Mais quel rapport entre tout ce qui précède et la question de la peine de mort? Aristote situe la juste hauteur de ce que c’est qu’être humain dans le « plus que vivant » du zôon politikon, et cela passe passe la participation de l’homme à la cité, laquelle s’impose comme la seule intermédiation rendant possible cette humanité, plus que vivante, c’est-à-dire débarrassée de toute connotation vitale, organique, nutritive, reproductrice. En d’autres termes, ce n’est justement « pas dans la cité », c’est-à-dire « pas dans l’Etat » que l’ancrage de l’homme dans des questions de vie, de reproduction, de mort, de nutrition, etc.  se posent. Cela se gère dans l’oïkos, dans le foyer, mais pas dans la cité. Ce ne sont pas des questions pouvant faire l’objet de délibérations ou d’actions politiques, citoyennes. Ce n’est pas en tant que « nous » qu’elles peuvent être appréhendées.

Pour être clair, on ne voit absolument pas ce qui de la mise à mort d’un citoyen pourrait se concevoir ou s’inscrire comme une action par le biais de laquelle le zôon politikon ferait advenir dans le monde une réalité proprement humaine, c’est-à-dire plus que vivante. La mort est une réalité organique qu’il est tout à fait en notre pouvoir de précipiter, d’anticiper chez les autres ou chez nous-mêmes, mais rien d’humain ne s’y construit parce qu’elle est intégralement naturelle, même si on la provoque artificiellement.

Cela signifie que toute condamnation et exécution publique d’un condamné à mort par un Etat constitue un évènement dans lequel cet état se renie en tant que communauté politique reliant entre des êtres humains.

Il faut totalement assimiler le « plus que vivant » du zôon politikon d’Aristote avec l’action de Hannah Arendt qui constitue le mode d’activité grâce auquel l’homme accède à une condition proprement humaine. La peine de mort ne peut en aucun cas se concevoir comme une action politique, pas davantage que la légalisation de l’euthanasie. 

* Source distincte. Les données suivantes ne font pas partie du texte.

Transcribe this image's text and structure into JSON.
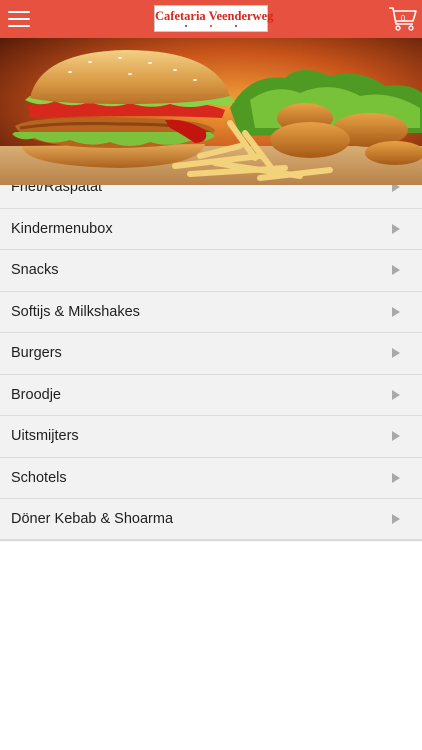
{
  "header": {
    "menu_icon": "hamburger-menu-icon",
    "logo_text": "Cafetaria Veenderweg",
    "cart_icon": "shopping-cart-icon",
    "cart_count": "0",
    "background_color": "#e7513f"
  },
  "hero": {
    "image": "burger-fries-chicken-banner"
  },
  "menu": {
    "arrow_icon": "chevron-right-triangle-icon",
    "items": [
      {
        "label": "Friet/Raspatat"
      },
      {
        "label": "Kindermenubox"
      },
      {
        "label": "Snacks"
      },
      {
        "label": "Softijs & Milkshakes"
      },
      {
        "label": "Burgers"
      },
      {
        "label": "Broodje"
      },
      {
        "label": "Uitsmijters"
      },
      {
        "label": "Schotels"
      },
      {
        "label": "Döner Kebab & Shoarma"
      }
    ]
  }
}
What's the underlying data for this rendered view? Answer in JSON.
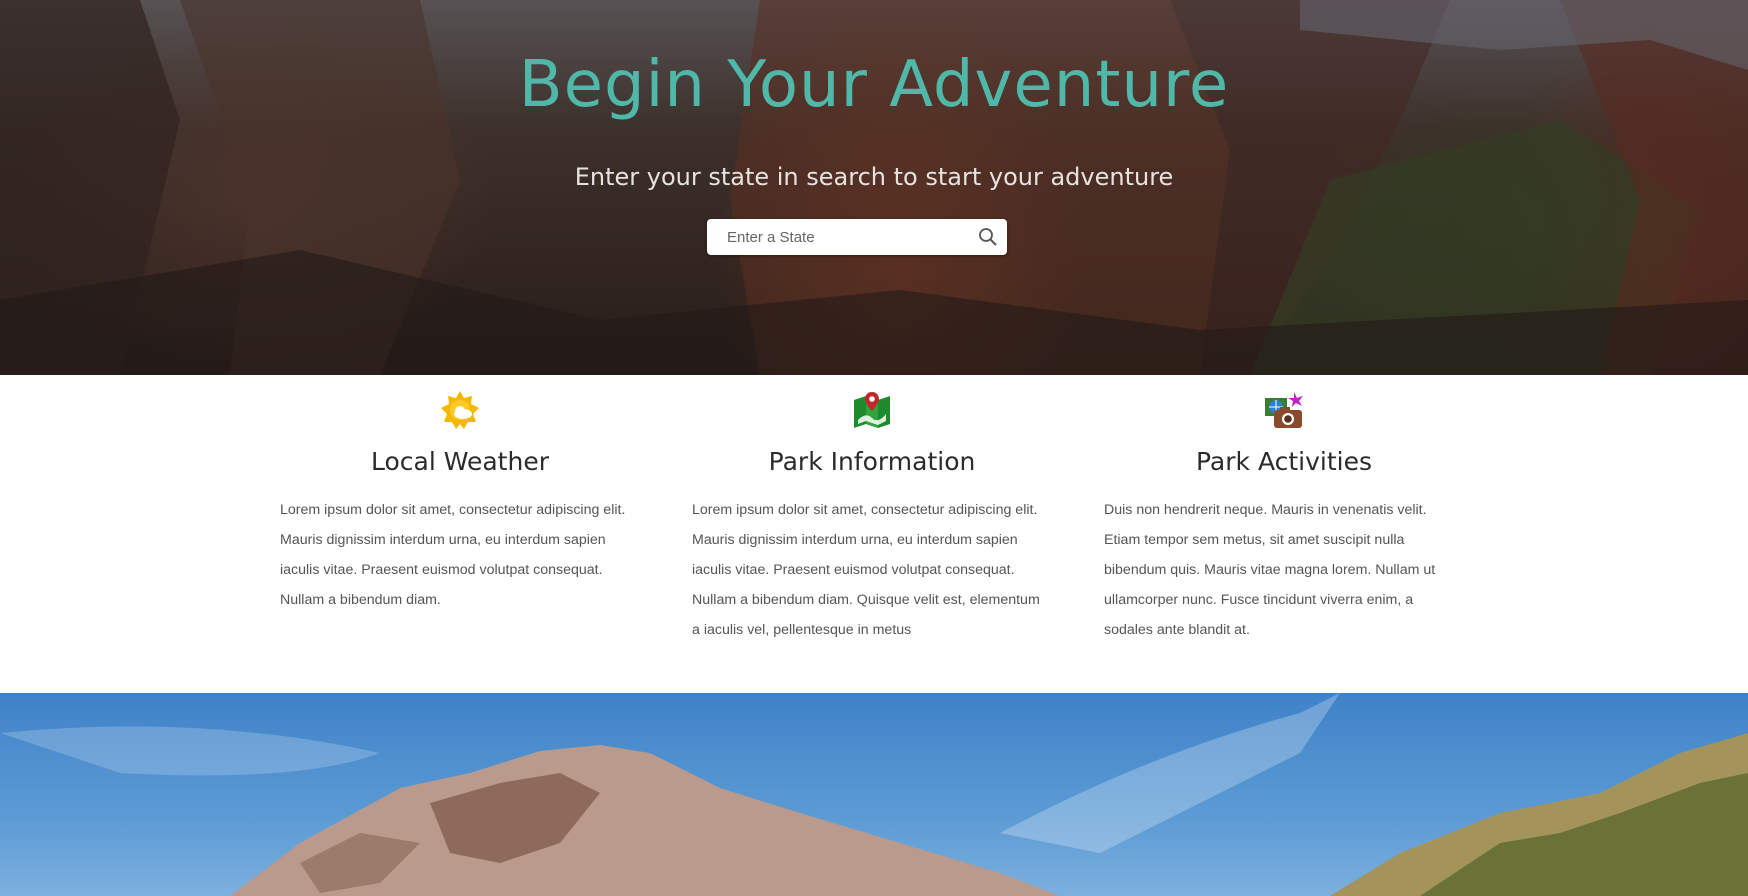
{
  "hero": {
    "title": "Begin Your Adventure",
    "subtitle": "Enter your state in search to start your adventure",
    "search": {
      "placeholder": "Enter a State",
      "value": ""
    },
    "title_color": "#4fb8a8"
  },
  "features": [
    {
      "icon": "weather-sun-cloud-icon",
      "title": "Local Weather",
      "text": "Lorem ipsum dolor sit amet, consectetur adipiscing elit. Mauris dignissim interdum urna, eu interdum sapien iaculis vitae. Praesent euismod volutpat consequat. Nullam a bibendum diam."
    },
    {
      "icon": "map-pin-icon",
      "title": "Park Information",
      "text": "Lorem ipsum dolor sit amet, consectetur adipiscing elit. Mauris dignissim interdum urna, eu interdum sapien iaculis vitae. Praesent euismod volutpat consequat. Nullam a bibendum diam. Quisque velit est, elementum a iaculis vel, pellentesque in metus"
    },
    {
      "icon": "camera-globe-icon",
      "title": "Park Activities",
      "text": "Duis non hendrerit neque. Mauris in venenatis velit. Etiam tempor sem metus, sit amet suscipit nulla bibendum quis. Mauris vitae magna lorem. Nullam ut ullamcorper nunc. Fusce tincidunt viverra enim, a sodales ante blandit at."
    }
  ]
}
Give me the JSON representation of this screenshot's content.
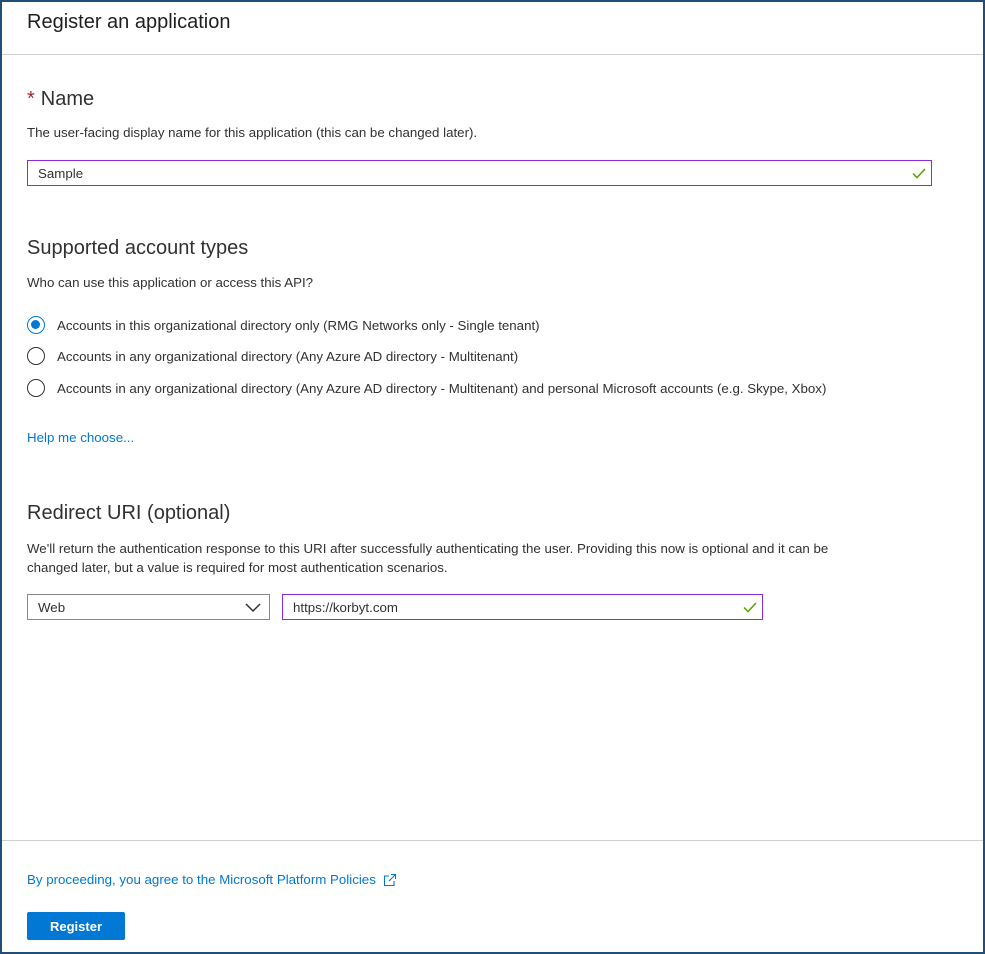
{
  "page": {
    "title": "Register an application"
  },
  "name_section": {
    "required_marker": "*",
    "title": "Name",
    "description": "The user-facing display name for this application (this can be changed later).",
    "input_value": "Sample"
  },
  "account_section": {
    "title": "Supported account types",
    "description": "Who can use this application or access this API?",
    "options": [
      {
        "label": "Accounts in this organizational directory only (RMG Networks only - Single tenant)",
        "selected": true
      },
      {
        "label": "Accounts in any organizational directory (Any Azure AD directory - Multitenant)",
        "selected": false
      },
      {
        "label": "Accounts in any organizational directory (Any Azure AD directory - Multitenant) and personal Microsoft accounts (e.g. Skype, Xbox)",
        "selected": false
      }
    ],
    "help_link": "Help me choose..."
  },
  "redirect_section": {
    "title": "Redirect URI (optional)",
    "description_line1": "We'll return the authentication response to this URI after successfully authenticating the user. Providing this now is optional and it can be",
    "description_line2": "changed later, but a value is required for most authentication scenarios.",
    "platform_value": "Web",
    "uri_value": "https://korbyt.com"
  },
  "footer": {
    "policy_text": "By proceeding, you agree to the Microsoft Platform Policies",
    "register_label": "Register"
  },
  "colors": {
    "accent": "#0078d4",
    "input_border_valid": "#8a2be2",
    "check": "#57a300",
    "required": "#a4262c"
  },
  "icons": {
    "valid": "check-icon",
    "dropdown": "chevron-down-icon",
    "external": "external-link-icon"
  }
}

Mais est-ce que cela signifie que la cité puisse admettre le meurtre de tel ou tel de ces citoyens? Evidemment , non, justement: puisque donner la mort n’est pas une action dans laquelle le zôon politikon puisse s’effectuer, s’assumer, cette action, qui d’ailleurs n’en est pas une au sens Arendtien du terme, n’est pas davantage envisageable par un citoyen que par la cité elle-même.